Tina Caswell, a clinical faculty member in Ithaca College’s Department of Speech-Language Pathology and Audiology, says that for most families participating in the newly developed program, the experience is marked by a series of firsts. Many parents tell her that they are now having two-way conversations with their children for the first time. Intriguingly, rudimentary commands have been substituted with narratives and emotional expression.

"It's the first time the children have been on horseback, the first time many of them are using iPads with speech software, and more important, the first time they've had any kind of access to self-expression,” she explained. “It's wonderful when the children can express basic wants, but what we're seeing through this therapy goes beyond that. Children are doing more than requesting food and toys.”

Horses aside, the program owes much of its success to the iPad tablet’s transformation of assistive technology. Previous iterations of speech-generating hardware have been cumbersome and unappealing, leading autistic children to lose interest. For this reason, these devices were often abandoned before any significant improvement could be made.

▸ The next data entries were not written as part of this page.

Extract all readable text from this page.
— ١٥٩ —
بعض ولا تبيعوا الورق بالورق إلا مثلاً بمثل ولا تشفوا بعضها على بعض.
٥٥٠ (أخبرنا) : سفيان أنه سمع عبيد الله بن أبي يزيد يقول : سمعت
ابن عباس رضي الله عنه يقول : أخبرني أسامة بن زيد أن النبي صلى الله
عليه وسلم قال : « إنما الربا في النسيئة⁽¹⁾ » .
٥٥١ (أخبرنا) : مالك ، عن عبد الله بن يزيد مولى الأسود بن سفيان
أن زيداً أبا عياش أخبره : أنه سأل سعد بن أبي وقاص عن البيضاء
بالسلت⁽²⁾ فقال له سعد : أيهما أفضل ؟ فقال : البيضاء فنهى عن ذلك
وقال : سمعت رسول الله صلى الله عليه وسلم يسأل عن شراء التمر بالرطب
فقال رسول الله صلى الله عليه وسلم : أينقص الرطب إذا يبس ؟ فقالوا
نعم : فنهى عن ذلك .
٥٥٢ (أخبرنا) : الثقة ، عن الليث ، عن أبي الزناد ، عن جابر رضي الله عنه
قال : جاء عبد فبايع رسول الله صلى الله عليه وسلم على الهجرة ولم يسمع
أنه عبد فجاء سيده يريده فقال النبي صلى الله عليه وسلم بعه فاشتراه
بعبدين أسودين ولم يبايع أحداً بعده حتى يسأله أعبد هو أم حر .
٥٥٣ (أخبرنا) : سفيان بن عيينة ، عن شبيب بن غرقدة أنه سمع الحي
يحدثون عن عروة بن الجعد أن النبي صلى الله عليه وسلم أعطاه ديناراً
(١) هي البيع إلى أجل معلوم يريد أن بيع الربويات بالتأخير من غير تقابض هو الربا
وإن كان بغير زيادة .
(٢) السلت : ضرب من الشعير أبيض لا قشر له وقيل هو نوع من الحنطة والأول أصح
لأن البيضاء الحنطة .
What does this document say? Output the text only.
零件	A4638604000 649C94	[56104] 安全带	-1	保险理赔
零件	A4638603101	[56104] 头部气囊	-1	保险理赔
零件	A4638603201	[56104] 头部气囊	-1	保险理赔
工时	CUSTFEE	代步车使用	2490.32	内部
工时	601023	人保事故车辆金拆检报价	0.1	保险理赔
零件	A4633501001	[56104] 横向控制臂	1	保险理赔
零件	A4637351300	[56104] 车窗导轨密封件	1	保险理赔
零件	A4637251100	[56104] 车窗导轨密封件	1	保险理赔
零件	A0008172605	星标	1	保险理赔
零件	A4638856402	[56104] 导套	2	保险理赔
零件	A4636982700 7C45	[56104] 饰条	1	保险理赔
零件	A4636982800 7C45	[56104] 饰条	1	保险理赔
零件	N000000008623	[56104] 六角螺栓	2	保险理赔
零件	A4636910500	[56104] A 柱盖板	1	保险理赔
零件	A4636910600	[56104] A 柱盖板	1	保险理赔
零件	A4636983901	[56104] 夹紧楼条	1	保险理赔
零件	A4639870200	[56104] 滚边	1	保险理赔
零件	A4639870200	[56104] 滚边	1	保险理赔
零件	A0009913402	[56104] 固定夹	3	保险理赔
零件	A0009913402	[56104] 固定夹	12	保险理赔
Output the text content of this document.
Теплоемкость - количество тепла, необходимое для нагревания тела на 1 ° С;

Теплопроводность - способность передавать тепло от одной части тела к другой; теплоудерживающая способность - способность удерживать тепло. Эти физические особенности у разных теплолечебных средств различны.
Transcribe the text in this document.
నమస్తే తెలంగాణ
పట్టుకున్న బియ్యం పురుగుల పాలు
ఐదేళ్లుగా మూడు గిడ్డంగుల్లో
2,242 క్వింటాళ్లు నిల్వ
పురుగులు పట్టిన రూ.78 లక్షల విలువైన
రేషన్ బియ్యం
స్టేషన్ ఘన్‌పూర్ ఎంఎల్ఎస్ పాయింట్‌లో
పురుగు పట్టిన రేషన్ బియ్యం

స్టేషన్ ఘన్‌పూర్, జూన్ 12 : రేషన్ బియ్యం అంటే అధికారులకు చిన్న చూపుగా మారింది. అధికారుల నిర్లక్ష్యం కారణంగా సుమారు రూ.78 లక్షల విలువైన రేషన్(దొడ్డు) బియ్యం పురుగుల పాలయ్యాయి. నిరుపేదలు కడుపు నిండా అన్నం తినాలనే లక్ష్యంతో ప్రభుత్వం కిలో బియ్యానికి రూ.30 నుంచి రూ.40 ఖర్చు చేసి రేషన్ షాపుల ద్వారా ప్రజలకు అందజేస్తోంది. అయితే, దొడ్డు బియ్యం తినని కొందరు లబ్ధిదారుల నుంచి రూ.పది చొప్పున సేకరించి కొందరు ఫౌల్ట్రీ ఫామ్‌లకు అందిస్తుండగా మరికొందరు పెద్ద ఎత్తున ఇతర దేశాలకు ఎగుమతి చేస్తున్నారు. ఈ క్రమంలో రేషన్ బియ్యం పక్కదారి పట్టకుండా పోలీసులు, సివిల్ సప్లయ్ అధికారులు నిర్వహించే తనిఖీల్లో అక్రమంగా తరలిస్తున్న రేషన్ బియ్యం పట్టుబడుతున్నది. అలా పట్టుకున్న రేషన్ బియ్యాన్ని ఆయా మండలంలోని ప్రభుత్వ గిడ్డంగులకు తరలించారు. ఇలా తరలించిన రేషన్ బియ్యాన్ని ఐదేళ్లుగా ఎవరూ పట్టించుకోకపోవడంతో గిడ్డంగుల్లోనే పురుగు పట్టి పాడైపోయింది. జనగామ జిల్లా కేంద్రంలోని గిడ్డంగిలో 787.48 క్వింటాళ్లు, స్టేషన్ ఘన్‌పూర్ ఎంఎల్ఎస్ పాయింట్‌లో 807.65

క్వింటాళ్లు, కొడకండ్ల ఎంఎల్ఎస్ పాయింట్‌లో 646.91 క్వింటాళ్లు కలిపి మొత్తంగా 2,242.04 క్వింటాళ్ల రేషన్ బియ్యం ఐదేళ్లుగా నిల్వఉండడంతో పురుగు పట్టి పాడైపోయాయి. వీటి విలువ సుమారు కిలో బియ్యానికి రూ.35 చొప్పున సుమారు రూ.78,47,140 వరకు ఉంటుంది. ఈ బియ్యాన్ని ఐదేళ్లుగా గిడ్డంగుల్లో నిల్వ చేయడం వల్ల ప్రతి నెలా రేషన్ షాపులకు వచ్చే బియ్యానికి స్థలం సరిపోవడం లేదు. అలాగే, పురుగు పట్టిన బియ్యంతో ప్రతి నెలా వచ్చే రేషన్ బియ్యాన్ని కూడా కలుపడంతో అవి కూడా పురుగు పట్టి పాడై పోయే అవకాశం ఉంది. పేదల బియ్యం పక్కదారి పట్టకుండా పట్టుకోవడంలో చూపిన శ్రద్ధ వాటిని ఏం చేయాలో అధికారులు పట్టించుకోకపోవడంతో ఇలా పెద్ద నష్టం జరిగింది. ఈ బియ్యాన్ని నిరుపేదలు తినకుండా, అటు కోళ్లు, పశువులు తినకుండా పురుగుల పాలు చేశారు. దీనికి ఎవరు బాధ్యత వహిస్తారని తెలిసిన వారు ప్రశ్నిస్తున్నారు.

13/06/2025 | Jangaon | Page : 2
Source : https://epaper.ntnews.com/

"Since iPads are so light and mobile, the children can easily use them while they ride horseback, feed the ducks, or simply go for a walk," said Caswell. "Using the iPads in all kinds of varied and engaging environments keeps the children from getting bored and encourages them to communicate at a higher level."

For 7-year-old Luke, the technology has illuminated entirely new modes of communication. Using his tablet, he was able to tell his friends about how he lost his first tooth. Another non-verbal child stunned his parents by showcasing his knowledge of addition.

“That's the beauty of the project,” Caswell added. “Discovering that there's a person in there just waiting to be heard."